La multiplication des catastrophes naturelles au cours de l’année 2008 est venue alourdir le bilan économique morose que traverse la planète. Inondations et cyclones ont frappé aux quatre coins du monde, conséquences probables du réchauffement climatique.
Les lourdes pertes tant au niveau matériel qu’humain ne sont pas sans impact sur le développement économique mondiale, selon les experts présents jusqu’au 12 décembre à Poznan où se tient la 14e Conférence des Nations Unies sur le changement climatique.
Prenant la parole le 8 octobre, lors de la Journée internationale pour la réduction des catastrophes, Salvano Briceno, directeur du Secrétariat de l’International Strategy for Disaster Reduction (Unisdr), émanation de l’ONU, avait donné le ton, faisant un lourd bilan : près de 230.000 personnes tuées au cours du seul premier semestre 2008, 130 millions de personnes touchées par les catastrophes naturelles et des dégâts matériels estimés à 35 milliards de dollars. Plusieurs événements majeurs sont venus frapper le monde tout au long de l’année, rappelle l’Unisdr : cyclone Nargis en Birmanie, tremblement de terre dans la région du Sichuan (Chine), violents ouragans dans les Caraïbes, fortes inondations en Inde.
Un frein économique
Le cyclone Nargis, qui a frappé le 10 mai le sud de la Birmanie, a fait plus de 22.000 morts et 41.000 disparus. Tandis que le séisme du Sichuan, d’une magnitude de 8 sur l’échelle de Richter, a fait près de 90.000 morts et disparus, précise Chine Nouvelle dans un communiqué.

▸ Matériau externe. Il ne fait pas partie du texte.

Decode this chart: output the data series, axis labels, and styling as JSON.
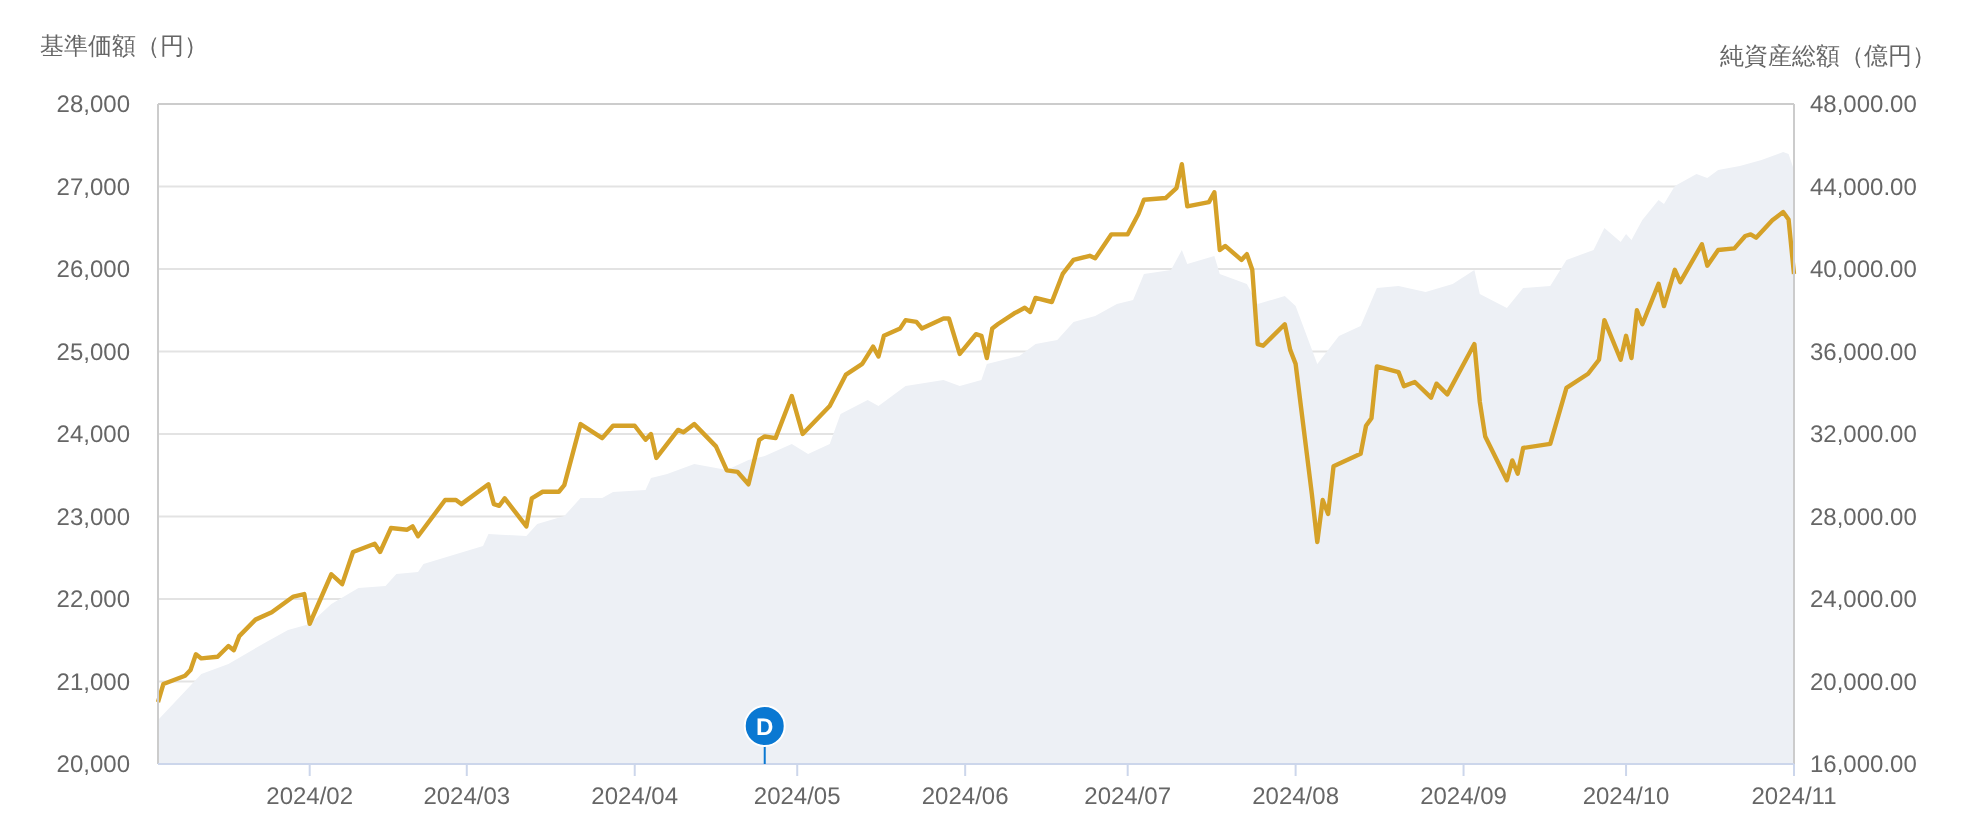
{
  "chart_data": {
    "type": "line",
    "ylabel": "基準価額（円）",
    "y2label": "純資産総額（億円）",
    "xlim": [
      "2024-01-04",
      "2024-11-01"
    ],
    "xticks": [
      {
        "value": "2024-02-01",
        "label": "2024/02"
      },
      {
        "value": "2024-03-01",
        "label": "2024/03"
      },
      {
        "value": "2024-04-01",
        "label": "2024/04"
      },
      {
        "value": "2024-05-01",
        "label": "2024/05"
      },
      {
        "value": "2024-06-01",
        "label": "2024/06"
      },
      {
        "value": "2024-07-01",
        "label": "2024/07"
      },
      {
        "value": "2024-08-01",
        "label": "2024/08"
      },
      {
        "value": "2024-09-01",
        "label": "2024/09"
      },
      {
        "value": "2024-10-01",
        "label": "2024/10"
      },
      {
        "value": "2024-11-01",
        "label": "2024/11"
      }
    ],
    "ylim": [
      20000,
      28000
    ],
    "yticks": [
      {
        "value": 20000,
        "label": "20,000"
      },
      {
        "value": 21000,
        "label": "21,000"
      },
      {
        "value": 22000,
        "label": "22,000"
      },
      {
        "value": 23000,
        "label": "23,000"
      },
      {
        "value": 24000,
        "label": "24,000"
      },
      {
        "value": 25000,
        "label": "25,000"
      },
      {
        "value": 26000,
        "label": "26,000"
      },
      {
        "value": 27000,
        "label": "27,000"
      },
      {
        "value": 28000,
        "label": "28,000"
      }
    ],
    "y2lim": [
      16000,
      48000
    ],
    "y2ticks": [
      {
        "value": 16000,
        "label": "16,000.00"
      },
      {
        "value": 20000,
        "label": "20,000.00"
      },
      {
        "value": 24000,
        "label": "24,000.00"
      },
      {
        "value": 28000,
        "label": "28,000.00"
      },
      {
        "value": 32000,
        "label": "32,000.00"
      },
      {
        "value": 36000,
        "label": "36,000.00"
      },
      {
        "value": 40000,
        "label": "40,000.00"
      },
      {
        "value": 44000,
        "label": "44,000.00"
      },
      {
        "value": 48000,
        "label": "48,000.00"
      }
    ],
    "grid": "y",
    "annotations": [
      {
        "text": "D",
        "x": "2024-04-25"
      }
    ],
    "series": [
      {
        "type": "area",
        "axis": "y2",
        "color": "#edf0f5",
        "x": [
          "2024-01-04",
          "2024-01-12",
          "2024-01-17",
          "2024-01-24",
          "2024-01-28",
          "2024-02-01",
          "2024-02-05",
          "2024-02-10",
          "2024-02-15",
          "2024-02-17",
          "2024-02-21",
          "2024-02-22",
          "2024-03-04",
          "2024-03-05",
          "2024-03-12",
          "2024-03-14",
          "2024-03-19",
          "2024-03-22",
          "2024-03-26",
          "2024-03-28",
          "2024-04-03",
          "2024-04-04",
          "2024-04-07",
          "2024-04-12",
          "2024-04-18",
          "2024-04-22",
          "2024-04-25",
          "2024-04-30",
          "2024-05-03",
          "2024-05-07",
          "2024-05-09",
          "2024-05-14",
          "2024-05-16",
          "2024-05-21",
          "2024-05-28",
          "2024-05-31",
          "2024-06-04",
          "2024-06-05",
          "2024-06-11",
          "2024-06-14",
          "2024-06-18",
          "2024-06-21",
          "2024-06-25",
          "2024-06-29",
          "2024-07-02",
          "2024-07-04",
          "2024-07-09",
          "2024-07-11",
          "2024-07-12",
          "2024-07-17",
          "2024-07-18",
          "2024-07-23",
          "2024-07-25",
          "2024-07-30",
          "2024-08-01",
          "2024-08-05",
          "2024-08-09",
          "2024-08-13",
          "2024-08-16",
          "2024-08-20",
          "2024-08-25",
          "2024-08-30",
          "2024-09-03",
          "2024-09-04",
          "2024-09-09",
          "2024-09-12",
          "2024-09-17",
          "2024-09-20",
          "2024-09-25",
          "2024-09-27",
          "2024-09-30",
          "2024-10-01",
          "2024-10-02",
          "2024-10-04",
          "2024-10-07",
          "2024-10-08",
          "2024-10-10",
          "2024-10-14",
          "2024-10-16",
          "2024-10-18",
          "2024-10-22",
          "2024-10-26",
          "2024-10-30",
          "2024-10-31",
          "2024-11-01"
        ],
        "values": [
          18130,
          20360,
          20850,
          21920,
          22500,
          22790,
          23760,
          24530,
          24630,
          25210,
          25310,
          25700,
          26570,
          27150,
          27050,
          27640,
          28020,
          28900,
          28900,
          29190,
          29280,
          29870,
          30060,
          30550,
          30260,
          30740,
          30930,
          31520,
          31030,
          31520,
          32970,
          33650,
          33360,
          34330,
          34620,
          34330,
          34620,
          35400,
          35780,
          36360,
          36560,
          37430,
          37720,
          38300,
          38500,
          39760,
          39950,
          40920,
          40240,
          40630,
          39760,
          39270,
          38300,
          38690,
          38210,
          35400,
          36750,
          37240,
          39080,
          39180,
          38880,
          39270,
          39950,
          38790,
          38110,
          39080,
          39180,
          40440,
          40920,
          41990,
          41310,
          41700,
          41410,
          42380,
          43350,
          43150,
          44020,
          44610,
          44410,
          44800,
          44990,
          45280,
          45670,
          45580,
          44800
        ]
      },
      {
        "color": "#d5a128",
        "x": [
          "2024-01-04",
          "2024-01-05",
          "2024-01-09",
          "2024-01-10",
          "2024-01-11",
          "2024-01-12",
          "2024-01-15",
          "2024-01-17",
          "2024-01-18",
          "2024-01-19",
          "2024-01-22",
          "2024-01-25",
          "2024-01-29",
          "2024-01-31",
          "2024-02-01",
          "2024-02-05",
          "2024-02-07",
          "2024-02-09",
          "2024-02-13",
          "2024-02-14",
          "2024-02-16",
          "2024-02-19",
          "2024-02-20",
          "2024-02-21",
          "2024-02-26",
          "2024-02-28",
          "2024-02-29",
          "2024-03-05",
          "2024-03-06",
          "2024-03-07",
          "2024-03-08",
          "2024-03-12",
          "2024-03-13",
          "2024-03-15",
          "2024-03-18",
          "2024-03-19",
          "2024-03-22",
          "2024-03-26",
          "2024-03-28",
          "2024-04-01",
          "2024-04-03",
          "2024-04-04",
          "2024-04-05",
          "2024-04-09",
          "2024-04-10",
          "2024-04-12",
          "2024-04-16",
          "2024-04-18",
          "2024-04-20",
          "2024-04-22",
          "2024-04-24",
          "2024-04-25",
          "2024-04-27",
          "2024-04-30",
          "2024-05-02",
          "2024-05-07",
          "2024-05-10",
          "2024-05-13",
          "2024-05-15",
          "2024-05-16",
          "2024-05-17",
          "2024-05-20",
          "2024-05-21",
          "2024-05-23",
          "2024-05-24",
          "2024-05-28",
          "2024-05-29",
          "2024-05-31",
          "2024-06-03",
          "2024-06-04",
          "2024-06-05",
          "2024-06-06",
          "2024-06-07",
          "2024-06-10",
          "2024-06-12",
          "2024-06-13",
          "2024-06-14",
          "2024-06-17",
          "2024-06-19",
          "2024-06-21",
          "2024-06-24",
          "2024-06-25",
          "2024-06-28",
          "2024-07-01",
          "2024-07-03",
          "2024-07-04",
          "2024-07-08",
          "2024-07-10",
          "2024-07-11",
          "2024-07-12",
          "2024-07-16",
          "2024-07-17",
          "2024-07-18",
          "2024-07-19",
          "2024-07-22",
          "2024-07-23",
          "2024-07-24",
          "2024-07-25",
          "2024-07-26",
          "2024-07-30",
          "2024-07-31",
          "2024-08-01",
          "2024-08-04",
          "2024-08-05",
          "2024-08-06",
          "2024-08-07",
          "2024-08-08",
          "2024-08-13",
          "2024-08-14",
          "2024-08-15",
          "2024-08-16",
          "2024-08-20",
          "2024-08-21",
          "2024-08-23",
          "2024-08-26",
          "2024-08-27",
          "2024-08-29",
          "2024-09-03",
          "2024-09-04",
          "2024-09-05",
          "2024-09-09",
          "2024-09-10",
          "2024-09-11",
          "2024-09-12",
          "2024-09-17",
          "2024-09-20",
          "2024-09-24",
          "2024-09-26",
          "2024-09-27",
          "2024-09-30",
          "2024-10-01",
          "2024-10-02",
          "2024-10-03",
          "2024-10-04",
          "2024-10-07",
          "2024-10-08",
          "2024-10-10",
          "2024-10-11",
          "2024-10-15",
          "2024-10-16",
          "2024-10-18",
          "2024-10-21",
          "2024-10-23",
          "2024-10-24",
          "2024-10-25",
          "2024-10-28",
          "2024-10-30",
          "2024-10-31",
          "2024-11-01"
        ],
        "values": [
          20750,
          20970,
          21070,
          21140,
          21330,
          21280,
          21300,
          21430,
          21380,
          21550,
          21750,
          21840,
          22030,
          22060,
          21700,
          22300,
          22180,
          22570,
          22670,
          22570,
          22860,
          22840,
          22880,
          22760,
          23200,
          23200,
          23150,
          23390,
          23150,
          23130,
          23220,
          22880,
          23220,
          23300,
          23300,
          23380,
          24120,
          23950,
          24100,
          24100,
          23930,
          24000,
          23710,
          24050,
          24020,
          24120,
          23850,
          23560,
          23540,
          23390,
          23930,
          23970,
          23950,
          24460,
          24000,
          24340,
          24720,
          24850,
          25060,
          24940,
          25190,
          25280,
          25380,
          25360,
          25280,
          25400,
          25400,
          24970,
          25210,
          25190,
          24920,
          25280,
          25330,
          25460,
          25530,
          25480,
          25650,
          25600,
          25940,
          26110,
          26160,
          26130,
          26420,
          26420,
          26670,
          26840,
          26860,
          26980,
          27270,
          26760,
          26810,
          26930,
          26230,
          26280,
          26110,
          26180,
          25990,
          25090,
          25070,
          25330,
          25020,
          24850,
          23270,
          22690,
          23200,
          23030,
          23610,
          23760,
          24100,
          24190,
          24820,
          24750,
          24580,
          24630,
          24440,
          24610,
          24480,
          25090,
          24390,
          23970,
          23440,
          23680,
          23520,
          23830,
          23880,
          24560,
          24730,
          24900,
          25380,
          24900,
          25190,
          24920,
          25500,
          25330,
          25820,
          25550,
          25990,
          25840,
          26300,
          26040,
          26230,
          26250,
          26400,
          26420,
          26380,
          26590,
          26690,
          26600,
          25940
        ]
      }
    ]
  }
}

Ces deux catastrophes naturelles ont causé de lourdes pertes matérielles et humaines, parmi les plus graves dans l’histoire de l’humanité , souligne Salvano Briceno.
Dans l’ensemble, les cyclones et les tempêtes ont frappé cette année, de manière violente, de nombreuses régions à travers le monde. En plus des inondations, du gel et du verglas provoqués par des conditions climatiques extrêmes, les tremblements de terre ont été actifs touchant aussi bien la Chine que la Grèce, le Pakistan ou encore le Pérou. Des phénomènes qui ne sont pas sans conséquence sur l’activité économique, selon les experts présents jusqu’au 12 décembre à Poznan où se tient la 14e Conférence des Nations Unies sur le changement climatique. Ils ont incontestablement freiné le développement de certaines régions, faisant des centaines de milliers de sans-abri et aggravant même la pauvreté dans les pays les plus touchés.
Selon plusieurs études, le nombre annuel moyen de catastrophes naturelles entre 2000 et 2006 a été quatre fois supérieur à celui des années 1970, tandis que les dégâts ont été presque sept fois supérieurs. Pour les scientifiques, cette tendance pourrait bien coïncider avec le réchauffement climatique que traverse la planète.